原爆投下の日からもう六十年が過ぎました。その間人それぞれ色々な人生を送られた事と思います。原爆により人生を変えられた人々も少くはありません。私もその中の一人です。

八月九日の朝「いってらっしゃい!」と三菱兵器に勤務する父を見送ったのが父の最後の姿でした。母は父を探しに爆心地に毎日毎日行き消息がわからないので重い足を引きずりながら一日一日がむなしく過ぎていきました。

中心地から二・三キロはなれた中川町に在住してた私達の所にも火傷した人、皮膚が半分にたれさがった人達が山を越えてもどって来ました。途中で息たえた人々も大勢でした。

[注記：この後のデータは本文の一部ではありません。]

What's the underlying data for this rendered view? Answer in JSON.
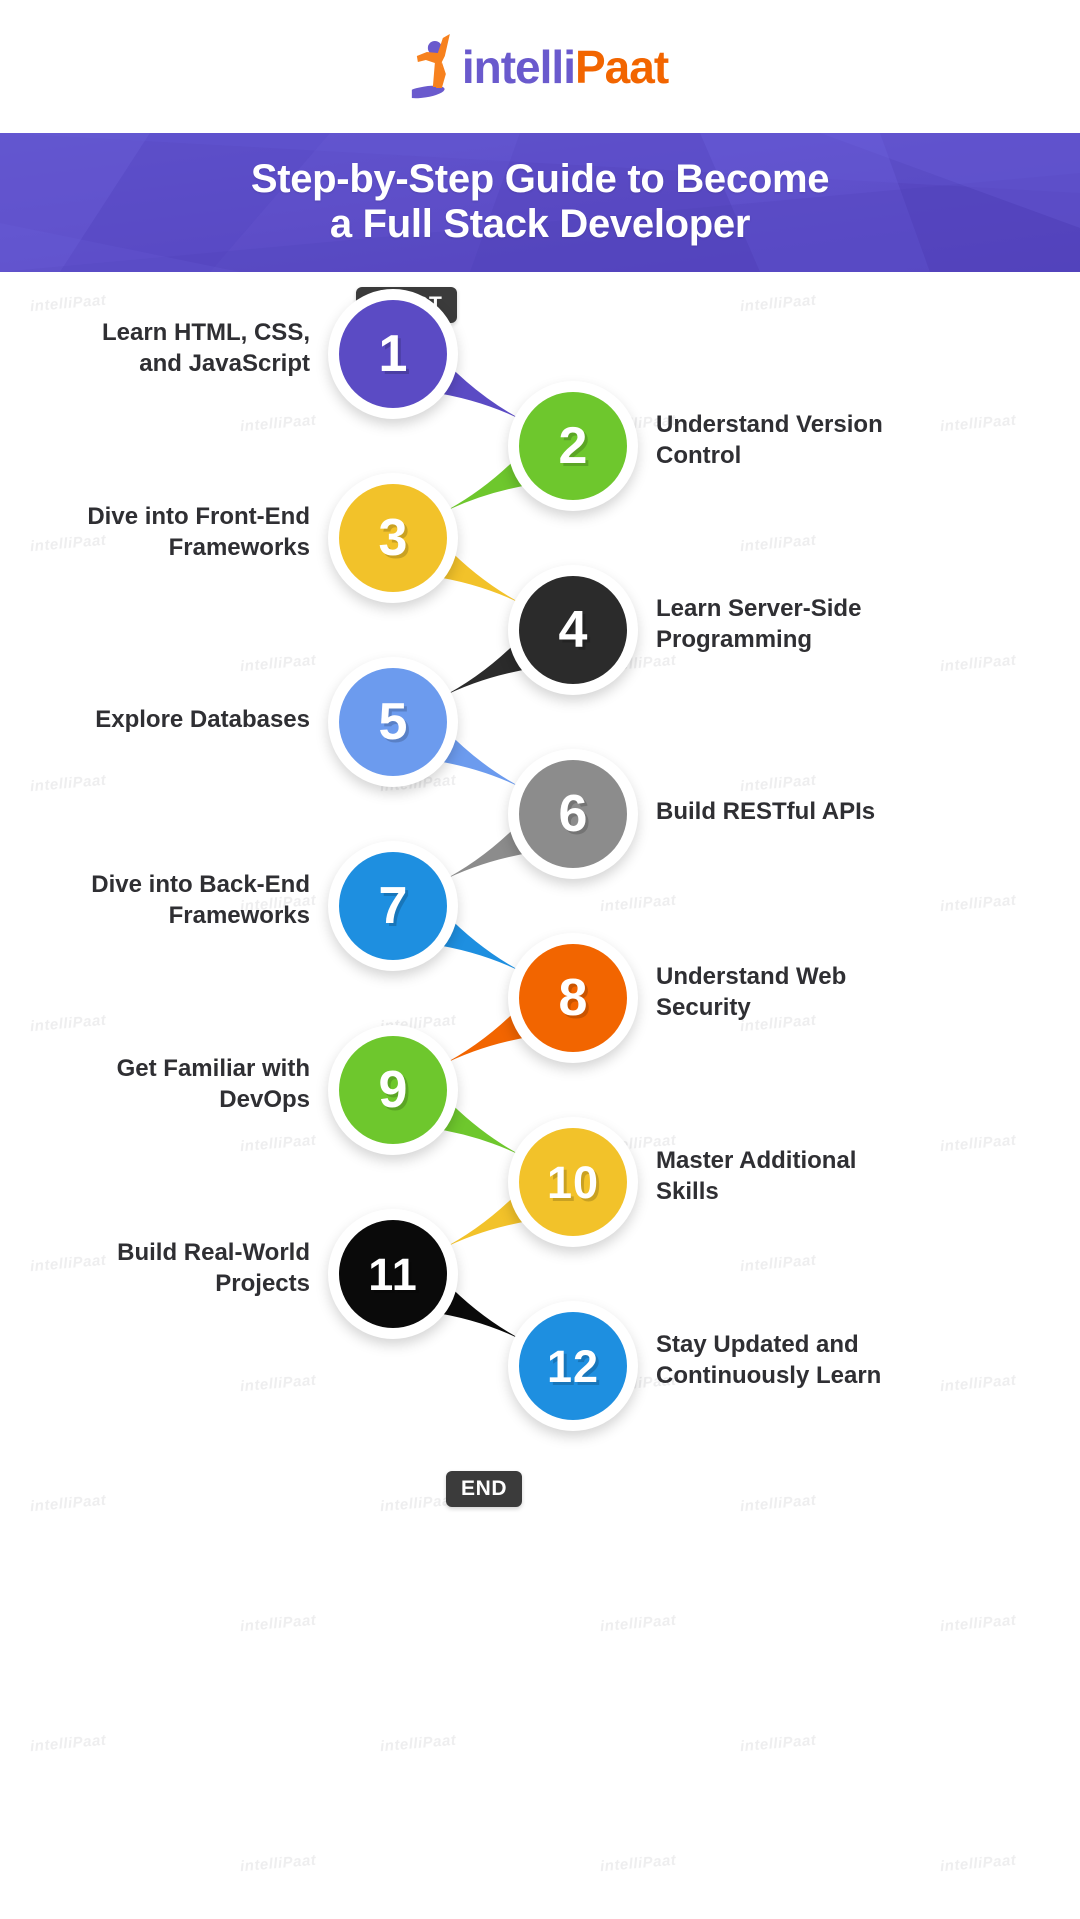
{
  "logo": {
    "part1": "intelli",
    "part2": "Paat",
    "icon": "running-person-icon",
    "colors": {
      "part1": "#6A5ACD",
      "part2": "#F26500"
    }
  },
  "banner": {
    "line1": "Step-by-Step Guide to Become",
    "line2": "a Full Stack Developer",
    "bg": "#5B4BC4",
    "text_color": "#FFFFFF"
  },
  "flow": {
    "start_label": "START",
    "end_label": "END",
    "badge_bg": "#3B3B3B",
    "steps": [
      {
        "number": "1",
        "label": "Learn HTML, CSS,\nand JavaScript",
        "label_line1": "Learn HTML, CSS,",
        "label_line2": "and JavaScript",
        "side": "right",
        "color": "#5B4BC4"
      },
      {
        "number": "2",
        "label": "Understand Version\nControl",
        "label_line1": "Understand Version",
        "label_line2": "Control",
        "side": "left",
        "color": "#6EC72D"
      },
      {
        "number": "3",
        "label": "Dive into Front-End\nFrameworks",
        "label_line1": "Dive into Front-End",
        "label_line2": "Frameworks",
        "side": "right",
        "color": "#F2C22A"
      },
      {
        "number": "4",
        "label": "Learn Server-Side\nProgramming",
        "label_line1": "Learn Server-Side",
        "label_line2": "Programming",
        "side": "left",
        "color": "#2B2B2B"
      },
      {
        "number": "5",
        "label": "Explore Databases",
        "label_line1": "Explore Databases",
        "label_line2": "",
        "side": "right",
        "color": "#6C9BEE"
      },
      {
        "number": "6",
        "label": "Build RESTful APIs",
        "label_line1": "Build RESTful APIs",
        "label_line2": "",
        "side": "left",
        "color": "#8C8C8C"
      },
      {
        "number": "7",
        "label": "Dive into Back-End\nFrameworks",
        "label_line1": "Dive into Back-End",
        "label_line2": "Frameworks",
        "side": "right",
        "color": "#1E8FE0"
      },
      {
        "number": "8",
        "label": "Understand Web\nSecurity",
        "label_line1": "Understand Web",
        "label_line2": "Security",
        "side": "left",
        "color": "#F26500"
      },
      {
        "number": "9",
        "label": "Get Familiar with\nDevOps",
        "label_line1": "Get Familiar with",
        "label_line2": "DevOps",
        "side": "right",
        "color": "#6EC72D"
      },
      {
        "number": "10",
        "label": "Master Additional\nSkills",
        "label_line1": "Master Additional",
        "label_line2": "Skills",
        "side": "left",
        "color": "#F2C22A"
      },
      {
        "number": "11",
        "label": "Build Real-World\nProjects",
        "label_line1": "Build Real-World",
        "label_line2": "Projects",
        "side": "right",
        "color": "#0A0A0A"
      },
      {
        "number": "12",
        "label": "Stay Updated and\nContinuously Learn",
        "label_line1": "Stay Updated and",
        "label_line2": "Continuously Learn",
        "side": "left",
        "color": "#1E8FE0"
      }
    ]
  },
  "watermark": {
    "text": "intelliPaat"
  }
}
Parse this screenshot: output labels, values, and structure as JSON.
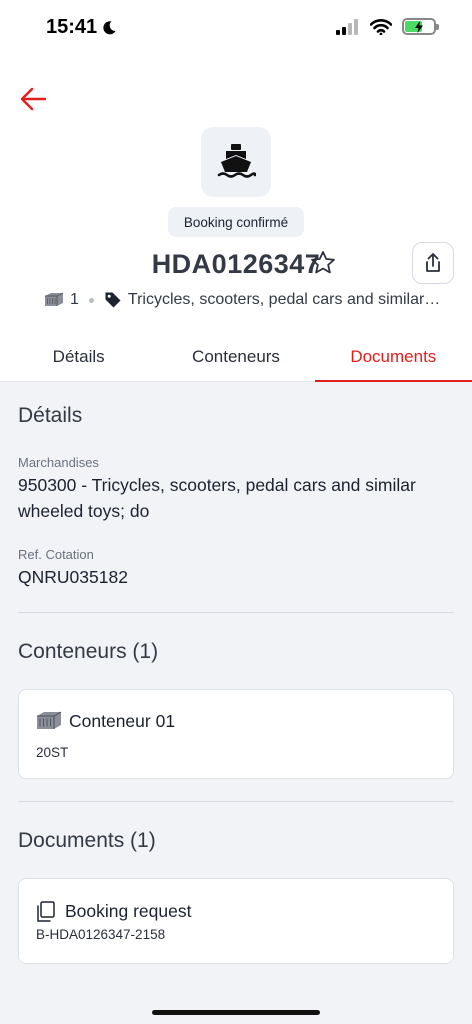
{
  "status_bar": {
    "time": "15:41"
  },
  "header": {
    "status_chip": "Booking confirmé",
    "booking_id": "HDA0126347",
    "package_count": "1",
    "goods_summary": "Tricycles, scooters, pedal cars and similar…"
  },
  "tabs": [
    {
      "label": "Détails",
      "active": false
    },
    {
      "label": "Conteneurs",
      "active": false
    },
    {
      "label": "Documents",
      "active": true
    }
  ],
  "details": {
    "title": "Détails",
    "goods_label": "Marchandises",
    "goods_value": "950300 - Tricycles, scooters, pedal cars and similar wheeled toys; do",
    "quote_label": "Ref. Cotation",
    "quote_value": "QNRU035182"
  },
  "containers": {
    "title": "Conteneurs (1)",
    "items": [
      {
        "name": "Conteneur 01",
        "type": "20ST"
      }
    ]
  },
  "documents": {
    "title": "Documents (1)",
    "items": [
      {
        "name": "Booking request",
        "reference": "B-HDA0126347-2158"
      }
    ]
  },
  "colors": {
    "accent": "#e0201c",
    "background": "#f1f3f7",
    "tile": "#eef1f6"
  }
}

二、三日後には小学校の運動場は火葬場に変わりその惨状は筆舌に尽し難いものがありました。

原爆で夫を亡くしその後教職につき女手一つで子供三人を育て上げた母も昨年十二月天寿を全うしこの世を去りました。

天国で六十年振りに父に再会し私達の成長を話してくれてると思ってます。

一才違いの兄も母と前後して昨年九月に旅立って行きました。天国で両親に精一杯甘えてる事と思ってます。

これからの世、いかなる理由があっても核兵器は使われてはいけないと思います。被爆者の高齢化が進む中この苦しみ惨たらしさ怒りや悲しみをどれだけの人達が理解していただけるのでしょうか?

被爆の惨劇を風化させてはいけないと心から思います。